In use cases where the assumption of data being i.i.d. is violated, Intuit found that the contextual embedding approach outperformed the other numerical methods in detecting data entry errors. Consequently, they could confidently identify more errors while maintaining the same level of false alarms or interruptions due to false alarms that could be minimised for a certain preset recall value, ensuring a smoother experience.
Furthermore, generalized AI services reduced the time for productising models by nearly 15x. Developing this capability for a specific use case normally takes about 12+ weeks. On the other hand, FEDS reduced this development time to just a few days. This greatly reduced the turnaround time to enable error detection by the PD team for any new feature being developed.
Towards financial freedom
Intuit is a global technology platform that helps consumers and small businesses overcome their most important financial challenges. The company currently serves more than 100 million customers worldwide, where it looks to enable its customers to achieve financial freedom—from running their own businesses to managing their personal finances.

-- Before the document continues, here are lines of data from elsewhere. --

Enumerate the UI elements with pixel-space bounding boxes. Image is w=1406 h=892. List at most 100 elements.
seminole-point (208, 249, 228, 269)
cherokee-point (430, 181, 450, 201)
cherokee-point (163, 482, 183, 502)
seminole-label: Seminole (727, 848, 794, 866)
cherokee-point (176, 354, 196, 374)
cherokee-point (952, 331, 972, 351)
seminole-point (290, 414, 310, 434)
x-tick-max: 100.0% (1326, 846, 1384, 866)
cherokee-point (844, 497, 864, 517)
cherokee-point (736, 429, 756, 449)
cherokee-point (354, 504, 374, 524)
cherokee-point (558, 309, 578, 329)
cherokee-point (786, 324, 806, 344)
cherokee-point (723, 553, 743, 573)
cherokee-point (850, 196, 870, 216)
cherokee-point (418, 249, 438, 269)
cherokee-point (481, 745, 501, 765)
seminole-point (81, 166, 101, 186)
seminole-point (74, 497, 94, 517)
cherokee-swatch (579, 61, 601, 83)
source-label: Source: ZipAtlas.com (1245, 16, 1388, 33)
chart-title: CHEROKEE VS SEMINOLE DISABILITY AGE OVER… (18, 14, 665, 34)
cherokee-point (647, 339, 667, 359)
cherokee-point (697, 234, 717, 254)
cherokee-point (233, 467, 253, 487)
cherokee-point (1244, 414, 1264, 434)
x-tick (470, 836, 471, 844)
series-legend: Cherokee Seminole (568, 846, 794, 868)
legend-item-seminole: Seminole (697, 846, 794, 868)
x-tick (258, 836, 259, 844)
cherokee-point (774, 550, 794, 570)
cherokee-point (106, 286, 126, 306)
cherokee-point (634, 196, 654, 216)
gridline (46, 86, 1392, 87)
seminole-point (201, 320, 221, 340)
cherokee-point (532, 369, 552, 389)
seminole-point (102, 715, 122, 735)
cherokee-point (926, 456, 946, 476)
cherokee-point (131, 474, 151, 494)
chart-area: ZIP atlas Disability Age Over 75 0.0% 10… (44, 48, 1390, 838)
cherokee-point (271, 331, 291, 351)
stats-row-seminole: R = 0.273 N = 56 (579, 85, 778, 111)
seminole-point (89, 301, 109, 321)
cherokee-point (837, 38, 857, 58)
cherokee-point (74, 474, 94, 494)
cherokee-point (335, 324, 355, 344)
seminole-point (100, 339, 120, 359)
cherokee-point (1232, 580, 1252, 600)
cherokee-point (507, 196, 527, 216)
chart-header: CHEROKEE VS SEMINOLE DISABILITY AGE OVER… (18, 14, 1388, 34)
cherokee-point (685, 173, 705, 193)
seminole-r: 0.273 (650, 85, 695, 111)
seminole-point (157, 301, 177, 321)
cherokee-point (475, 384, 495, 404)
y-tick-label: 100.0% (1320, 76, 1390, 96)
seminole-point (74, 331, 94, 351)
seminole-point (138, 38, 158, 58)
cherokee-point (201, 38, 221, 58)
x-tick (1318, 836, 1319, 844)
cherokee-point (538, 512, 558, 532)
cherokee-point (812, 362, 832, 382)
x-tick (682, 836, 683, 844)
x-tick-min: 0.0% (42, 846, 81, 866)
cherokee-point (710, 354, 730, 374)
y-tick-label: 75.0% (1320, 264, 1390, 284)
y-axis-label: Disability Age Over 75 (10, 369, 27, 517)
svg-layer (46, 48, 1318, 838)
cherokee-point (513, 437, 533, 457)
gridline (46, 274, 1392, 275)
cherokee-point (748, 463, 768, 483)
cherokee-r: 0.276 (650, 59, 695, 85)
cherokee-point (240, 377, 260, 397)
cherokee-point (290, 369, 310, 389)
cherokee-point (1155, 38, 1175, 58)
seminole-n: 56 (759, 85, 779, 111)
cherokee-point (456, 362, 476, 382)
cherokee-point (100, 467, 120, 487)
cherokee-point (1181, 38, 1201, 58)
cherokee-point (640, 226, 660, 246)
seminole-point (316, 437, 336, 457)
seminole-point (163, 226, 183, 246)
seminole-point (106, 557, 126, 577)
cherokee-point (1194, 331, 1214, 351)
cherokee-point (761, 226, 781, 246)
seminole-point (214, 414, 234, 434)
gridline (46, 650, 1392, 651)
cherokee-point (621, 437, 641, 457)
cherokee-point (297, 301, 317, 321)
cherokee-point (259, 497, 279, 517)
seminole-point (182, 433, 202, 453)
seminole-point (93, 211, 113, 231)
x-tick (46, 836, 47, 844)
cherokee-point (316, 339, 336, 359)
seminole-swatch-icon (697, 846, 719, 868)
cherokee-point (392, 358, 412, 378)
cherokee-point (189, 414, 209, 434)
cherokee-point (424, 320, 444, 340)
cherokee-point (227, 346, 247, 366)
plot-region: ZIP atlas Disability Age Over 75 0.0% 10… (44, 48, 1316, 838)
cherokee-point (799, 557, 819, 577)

The team believes that their offerings are developed, keeping in mind the entire gamut of their customers’ needs, helping them support even in the areas they least expect. It believes this helps instil more confidence in their ability to conduct their business and improves the overall experience and productivity.
About the Team
Vignesh Subrahmaniam, PhD., is a Principal Data Scientist in Intuit India. He has 12+ years of experience in ML research with a focus on building innovative products and services that leverage AI / ML.
Arkadeep Banerjee is a Senior Data Scientist in Intuit India and has over 7 years of experience in building AI/ML solutions for Fintech, Retail, Pharma and Manufacturing domains.